¿Mesa para cuántos sentidos?

En un lugar de Suiza existe un peculiar restaurante atendido por unos cordiales individuos con vestimentas de monasterio.
En este sitio los cinco sentidos atraviesan por la más inusual de sus experiencias, como a continuación se relata:
El Olfato. Lo primero que se respira es un fresco aire con olor a templo medieval. Como a viejos y húmedos recintos embalsamados con vino y cerveza de abadía.
El oído. No muy lejos, casi bajo sus narices, los invitados escuchan sin saber dónde, conversaciones, risas y alguno que otro alegre cántico.
El gusto.
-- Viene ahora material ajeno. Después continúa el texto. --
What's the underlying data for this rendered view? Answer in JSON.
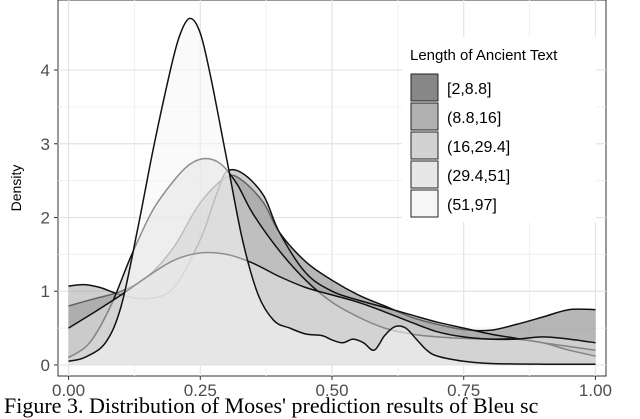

No transcurre mucho tiempo antes de que la cena ocupe las mesas. Sin mirarse a los ojos ni una sola vez, el paladar queda agradecido por los suculentos platillos. De todos modos, no hay mucho para una ojeada, ni siquiera con el rabillo del ojo.
Todos se deleitan con el tanino y buqué del vino.
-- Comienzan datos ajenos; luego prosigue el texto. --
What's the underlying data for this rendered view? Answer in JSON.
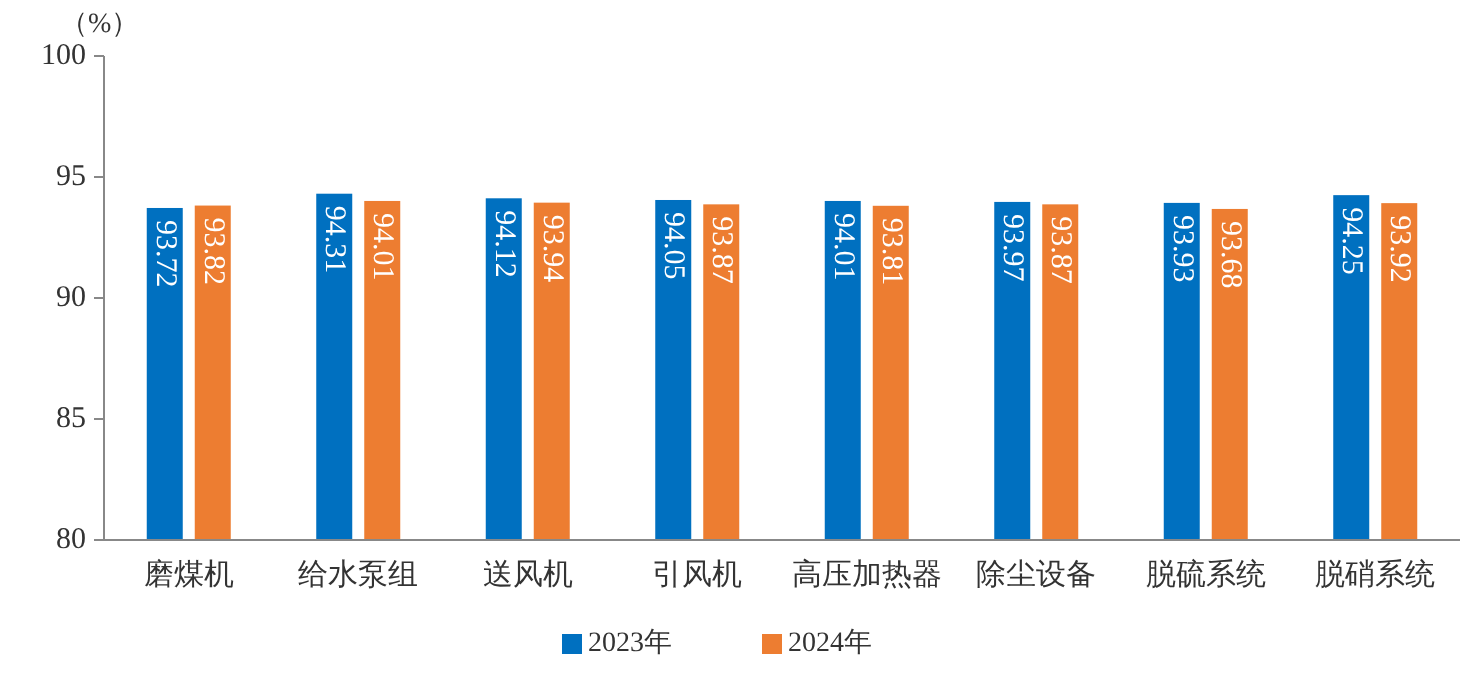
{
  "chart_data": {
    "type": "bar",
    "ylabel": "（%）",
    "categories": [
      "磨煤机",
      "给水泵组",
      "送风机",
      "引风机",
      "高压加热器",
      "除尘设备",
      "脱硫系统",
      "脱硝系统"
    ],
    "series": [
      {
        "name": "2023年",
        "color": "#0070c0",
        "values": [
          93.72,
          94.31,
          94.12,
          94.05,
          94.01,
          93.97,
          93.93,
          94.25
        ]
      },
      {
        "name": "2024年",
        "color": "#ed7d31",
        "values": [
          93.82,
          94.01,
          93.94,
          93.87,
          93.81,
          93.87,
          93.68,
          93.92
        ]
      }
    ],
    "ylim": [
      80,
      100
    ],
    "yticks": [
      80,
      85,
      90,
      95,
      100
    ],
    "grid": false,
    "legend": "bottom",
    "data_labels": true
  }
}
El tacto. Las manos se tocan si son enamorados, igual si no lo son. Todos deben hacerlo como niños de kindergarden rumbo al aula.
La visión. Los sentidos quedan todos agradecidos… todos menos los ojos, quienes no advierten nada a su alrededor, ni quién habló, cantó, sirvió la cena o el vino.
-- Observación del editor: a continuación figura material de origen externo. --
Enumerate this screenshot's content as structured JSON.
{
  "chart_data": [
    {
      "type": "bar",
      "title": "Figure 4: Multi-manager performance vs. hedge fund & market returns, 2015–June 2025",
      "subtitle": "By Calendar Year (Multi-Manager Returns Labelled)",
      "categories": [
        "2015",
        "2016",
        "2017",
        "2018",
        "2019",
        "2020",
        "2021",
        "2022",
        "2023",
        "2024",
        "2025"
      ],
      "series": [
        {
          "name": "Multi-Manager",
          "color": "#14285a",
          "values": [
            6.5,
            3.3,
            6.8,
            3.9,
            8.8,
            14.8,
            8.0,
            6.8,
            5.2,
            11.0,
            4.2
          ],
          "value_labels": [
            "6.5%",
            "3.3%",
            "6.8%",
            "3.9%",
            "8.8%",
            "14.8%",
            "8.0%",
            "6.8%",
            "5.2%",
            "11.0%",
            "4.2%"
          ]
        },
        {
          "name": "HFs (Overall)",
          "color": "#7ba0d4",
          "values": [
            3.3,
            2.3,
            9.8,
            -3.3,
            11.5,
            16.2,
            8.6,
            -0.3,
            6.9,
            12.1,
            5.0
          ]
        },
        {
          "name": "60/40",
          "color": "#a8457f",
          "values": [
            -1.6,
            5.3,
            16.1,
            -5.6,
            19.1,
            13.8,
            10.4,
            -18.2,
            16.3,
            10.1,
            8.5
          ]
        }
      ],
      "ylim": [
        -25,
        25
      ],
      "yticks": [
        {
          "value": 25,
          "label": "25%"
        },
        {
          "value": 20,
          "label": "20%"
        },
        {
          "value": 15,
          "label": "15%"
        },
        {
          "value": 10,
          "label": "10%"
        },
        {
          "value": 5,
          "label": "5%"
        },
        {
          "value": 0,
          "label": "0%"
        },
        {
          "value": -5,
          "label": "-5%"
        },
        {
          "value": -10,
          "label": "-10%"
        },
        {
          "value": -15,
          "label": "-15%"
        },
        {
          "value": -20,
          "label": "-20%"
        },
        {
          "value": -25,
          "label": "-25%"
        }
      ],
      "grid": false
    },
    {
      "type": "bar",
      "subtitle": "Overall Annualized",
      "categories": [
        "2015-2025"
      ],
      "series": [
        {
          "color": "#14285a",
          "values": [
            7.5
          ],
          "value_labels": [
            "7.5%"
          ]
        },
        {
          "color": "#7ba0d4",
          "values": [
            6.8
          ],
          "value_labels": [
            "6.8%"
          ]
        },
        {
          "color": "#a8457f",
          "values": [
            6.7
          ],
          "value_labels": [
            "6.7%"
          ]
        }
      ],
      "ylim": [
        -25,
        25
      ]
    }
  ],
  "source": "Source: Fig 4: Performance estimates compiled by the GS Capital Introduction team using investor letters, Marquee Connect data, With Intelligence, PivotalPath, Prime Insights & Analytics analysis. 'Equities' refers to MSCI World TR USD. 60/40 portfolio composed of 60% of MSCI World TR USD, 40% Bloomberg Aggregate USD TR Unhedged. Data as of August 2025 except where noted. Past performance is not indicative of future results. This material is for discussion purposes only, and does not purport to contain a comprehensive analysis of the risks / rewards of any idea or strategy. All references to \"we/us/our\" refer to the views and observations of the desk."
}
El recinto está todo en tinieblas como un sepulcro, y quienes lo atienden, verdaderos lazarillos de sus clientes, igual viven en la inmortal penumbra.
Todos perdieron la gracia de la visión.
-¿Y los cocineros?- Pregunté asombrado.
-No lo sé, tampoco los pude ver- contestó quien me contó este cuento.
Alucinante y deliciosa forma de imaginar la presentación de un manjar. ¿ Verdad ?
Más que todo, una gastronómica forma de vivir en carne propia tal y como lo hacen las personas no videntes.